Cogworks is a self-hosted backend-as-a-service that ships as one binary. Drop it on any box, run it, and you get a database, a typed REST API, realtime, auth, file storage, background jobs, search, and a first-party MCP server for AI agents — assembled and wired together, with no black boxes and nothing to orchestrate.

It’s built on Bun + Hono + SQLite, and it’s a fork of Vaultbase whose main divergence is the HTTP layer (Elysia → Hono).

  • You want to own your data and your stack. One process, one SQLite file. No managed control plane, no per-seat pricing, no vendor to page.
  • You want to ship, not assemble. Collections, REST, auth, realtime, queues, and search are already integrated — you don’t glue a database to an auth service to a job runner.
  • Operational simplicity matters. A single binary is trivial to deploy, reproduce, back up (it’s a file), and reason about. Great for solo devs, small teams, edge boxes, on-prem, and air-gapped installs.
  • You want AI agents to reach your data safely. The built-in MCP server exposes scope-gated, rate-limited tools that any agent (Claude, Cursor, …) can call — without you building an integration.
Cogworks PocketBase Supabase Firebase
Runs as one binary one binary many services (or managed) managed only
Database SQLite SQLite Postgres proprietary
Self-host ✓ (heavy)
Realtime WS + SSE + presence SSE
Auth password · OAuth2 · MFA · passkeys
Server logic JS hooks / routes / durable workflows Go / JS hooks edge functions cloud functions
Queues & cron built in external external
AI / MCP first-party MCP server
Vendor lock-in none (MIT, your file) none low–medium high

The closest peer is PocketBase — same single-binary, SQLite-first spirit. Cogworks leans further into the “batteries included” end: durable queues and workflows, vector search, an MCP server, encrypted fields, operator roles, and observability are in the box.

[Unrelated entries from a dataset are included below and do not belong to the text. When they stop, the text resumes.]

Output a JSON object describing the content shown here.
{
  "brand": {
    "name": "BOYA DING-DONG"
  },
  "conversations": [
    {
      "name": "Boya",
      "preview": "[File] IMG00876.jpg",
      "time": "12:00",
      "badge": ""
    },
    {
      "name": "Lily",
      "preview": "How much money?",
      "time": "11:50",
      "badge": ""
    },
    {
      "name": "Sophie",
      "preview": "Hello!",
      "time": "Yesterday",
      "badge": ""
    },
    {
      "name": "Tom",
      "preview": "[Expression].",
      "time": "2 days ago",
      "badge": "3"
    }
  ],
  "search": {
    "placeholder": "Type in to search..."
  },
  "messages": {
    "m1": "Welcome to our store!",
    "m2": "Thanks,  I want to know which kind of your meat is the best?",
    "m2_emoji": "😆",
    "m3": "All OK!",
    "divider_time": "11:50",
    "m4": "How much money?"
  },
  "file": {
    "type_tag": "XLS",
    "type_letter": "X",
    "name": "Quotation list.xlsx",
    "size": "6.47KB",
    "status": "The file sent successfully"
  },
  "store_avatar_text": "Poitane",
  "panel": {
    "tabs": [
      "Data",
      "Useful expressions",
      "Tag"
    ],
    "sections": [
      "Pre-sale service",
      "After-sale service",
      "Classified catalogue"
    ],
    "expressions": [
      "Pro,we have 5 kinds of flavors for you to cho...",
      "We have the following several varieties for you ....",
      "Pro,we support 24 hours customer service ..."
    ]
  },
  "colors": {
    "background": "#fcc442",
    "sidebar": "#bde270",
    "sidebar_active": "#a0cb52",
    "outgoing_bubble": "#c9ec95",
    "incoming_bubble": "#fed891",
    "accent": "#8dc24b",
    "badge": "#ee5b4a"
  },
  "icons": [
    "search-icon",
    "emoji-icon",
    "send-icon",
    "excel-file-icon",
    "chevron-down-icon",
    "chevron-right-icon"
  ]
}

  • You don’t want to run a server at all. If a fully-managed backend is the goal, reach for Supabase or Firebase.
  • You need Postgres specifically, horizontal write-scaling, or multi-region active-active. Cogworks is SQLite-first by design — brilliant for a single node, not a sharded cluster. (Read replicas / PITR are on the roadmap, not a distributed write layer.)
  • You’re all-in on a cloud ecosystem (e.g. Firebase + the rest of Google).
  • You need a large, battle-tested community today. Cogworks is young; if that’s a hard requirement, a more established project may fit better.

Honest about the trade-offs: the single-binary, SQLite-only model is the whole point — it’s what makes Cogworks simple. If those constraints don’t fit your problem, that’s a signal, not a bug.